Le lendemain matin , des petits coups de la pointe d'une botte le réveillèrent , c'était le lieutenant Röchter :
"Lève-toi heilibringer , rassemble tes affaires"
Dans la fraicheur de cette matinée de fin d'été , le petit jour se levait à peine . Les hommes s'affairaient et le campement de tentes eu vite fait de disparaitre . Très vite , la compagnie se mit en branle pour rejoindre le petit village de kaldach à quelques kilomètres d'ici et elle chemina le long de champs ou les paysans matinaux , voutés sur leur travail harassant , se relevaient à son passage pour la regarder passer . Leurs visages exprimaient autant de l'estime que de la crainte : Ces hommes en armes allaient se battre pour l'Empire mais néanmoins , les mercenaires du vieux monde étaient considérés comme des voyous , voire des brigands sans foi ni loi .
Durant ce court voyage , Luther pouvait enfin avoir le loisir de se rendre compte des forces qui composaient la compagnie des corbeaux :
A l'avant , marchait le porte-étendard , suivi de suite par le chef mercenaire Rico de Clemente et son second , Ligo Matteome , tout deux montés sur de puissant destrier . Le capitaine-mercenaire menait deux régiments , l'un d'une trentaine d'arbalétriers , l'autre d'une trentaine de piquiers , l'arme de prédilection de l'infanterie Tiléenne .
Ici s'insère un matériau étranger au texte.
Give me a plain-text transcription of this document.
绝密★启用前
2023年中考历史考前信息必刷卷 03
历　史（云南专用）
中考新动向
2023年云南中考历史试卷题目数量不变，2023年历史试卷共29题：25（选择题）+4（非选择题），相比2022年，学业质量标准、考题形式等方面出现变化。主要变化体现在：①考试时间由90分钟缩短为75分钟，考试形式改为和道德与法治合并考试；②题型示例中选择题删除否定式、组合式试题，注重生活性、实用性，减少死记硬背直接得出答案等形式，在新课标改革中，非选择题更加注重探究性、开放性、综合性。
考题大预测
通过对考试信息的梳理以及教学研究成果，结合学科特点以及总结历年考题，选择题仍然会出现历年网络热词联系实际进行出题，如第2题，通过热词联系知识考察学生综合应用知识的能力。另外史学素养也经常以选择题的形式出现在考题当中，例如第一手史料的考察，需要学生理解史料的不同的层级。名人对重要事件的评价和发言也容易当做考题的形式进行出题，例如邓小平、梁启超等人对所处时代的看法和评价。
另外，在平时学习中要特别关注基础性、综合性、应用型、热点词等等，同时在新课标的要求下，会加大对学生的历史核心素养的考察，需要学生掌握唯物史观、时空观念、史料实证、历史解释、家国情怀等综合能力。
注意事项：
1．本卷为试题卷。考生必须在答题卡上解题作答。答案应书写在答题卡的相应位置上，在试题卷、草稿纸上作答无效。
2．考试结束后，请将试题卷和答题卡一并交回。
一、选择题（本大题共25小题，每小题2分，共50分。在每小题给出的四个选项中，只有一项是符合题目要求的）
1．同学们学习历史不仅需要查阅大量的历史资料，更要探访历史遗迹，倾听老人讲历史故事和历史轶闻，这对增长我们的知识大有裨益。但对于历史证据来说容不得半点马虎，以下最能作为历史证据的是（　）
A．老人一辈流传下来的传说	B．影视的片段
Derrière eux , quatre longs chariots attelés de quatre bœufs , contenant des armes , des provisions , le coffre du trésorier-payeur , un petit homme rondouillard et l'arabéen . Deux autres bœufs tiraient un canon à petit calibre comparable à ceux de l'empire .
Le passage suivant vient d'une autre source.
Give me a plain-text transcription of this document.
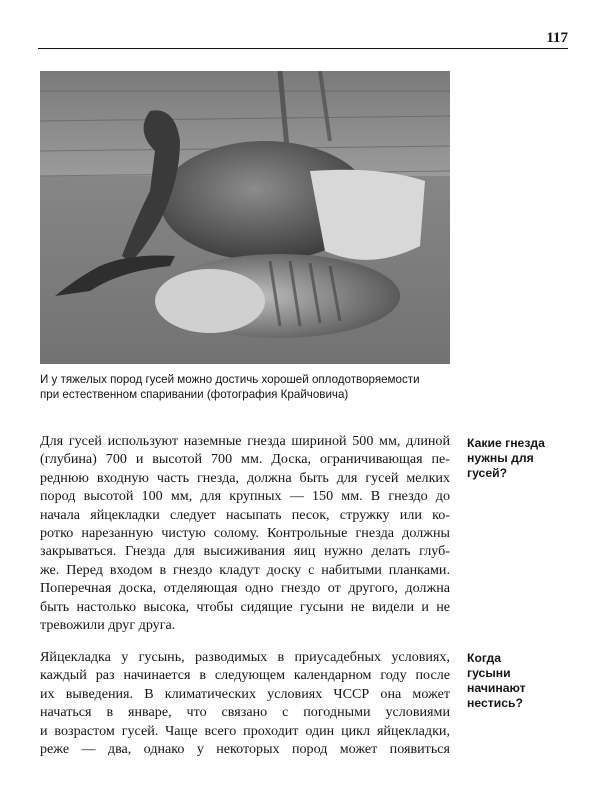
117
И у тяжелых пород гусей можно достичь хорошей оплодотворяемости
при естественном спаривании (фотография Крайчовича)

Для гусей используют наземные гнезда шириной 500 мм, длиной
(глубина) 700 и высотой 700 мм. Доска, ограничивающая пе-
реднюю входную часть гнезда, должна быть для гусей мелких
пород высотой 100 мм, для крупных — 150 мм. В гнездо до
начала яйцекладки следует насыпать песок, стружку или ко-
ротко нарезанную чистую солому. Контрольные гнезда должны
закрываться. Гнезда для высиживания яиц нужно делать глуб-
же. Перед входом в гнездо кладут доску с набитыми планками.
Поперечная доска, отделяющая одно гнездо от другого, должна
быть настолько высока, чтобы сидящие гусыни не видели и не
тревожили друг друга.

Какие гнезда
нужны для
гусей?

Яйцекладка у гусынь, разводимых в приусадебных условиях,
каждый раз начинается в следующем календарном году после
их выведения. В климатических условиях ЧССР она может
начаться в январе, что связано с погодными условиями
и возрастом гусей. Чаще всего проходит один цикл яйцекладки,
реже — два, однако у некоторых пород может появиться

Когда
гусыни
начинают
нестись?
Ensuite , venait la vingtaine de Norscans .
Enfin , fermant la marche , le lieutenant Ingar Röchter , lui aussi monté sur un destrier revêtis de la reconnaissable peau de panthère des chevaliers panthères de Middenheim , dirigeait le reste des mercenaires provenant de diverses horizons du vieux monde : Bretonnie , l'Empire , les principautés frontalières...soit un contingent militaire d'une cinquantaine d'hommes . Luther faisait parti de ceux-là.

La grosse femme rougeaude faisait de grands gestes...Rico de Clemente avait certainement du mal à convaincre la batelière d'accepter de transporter une compagnie de mercenaires jusqu'à Talabheim...les choses ne semblaient pas se dérouler comme prévues .
Rico de Clemente avait pensé effectuer le voyage jusqu'à Talabheim par voie fluviale afin d'épargner à ses troupes le long et pénible voyage à travers les sombres forêts du Talabecland infestées de bandes éparpillées d'hommes bêtes du chaos qui s'étaient repliées là en vue d'une potentielle nouvelle offensive contre l'Empire .
Enfin , au bout d'une demi-heure d'une âpre négociation l'affaire fut entendue , à la condition que les chevaux et les bœufs de la compagnie furent tous harnachés avec les animaux de trait de la péniche , car la remonte se faisait à contre-courant le long d'un chemin de halage . Les mercenaires commencèrent à monter sur le pont de la péniche.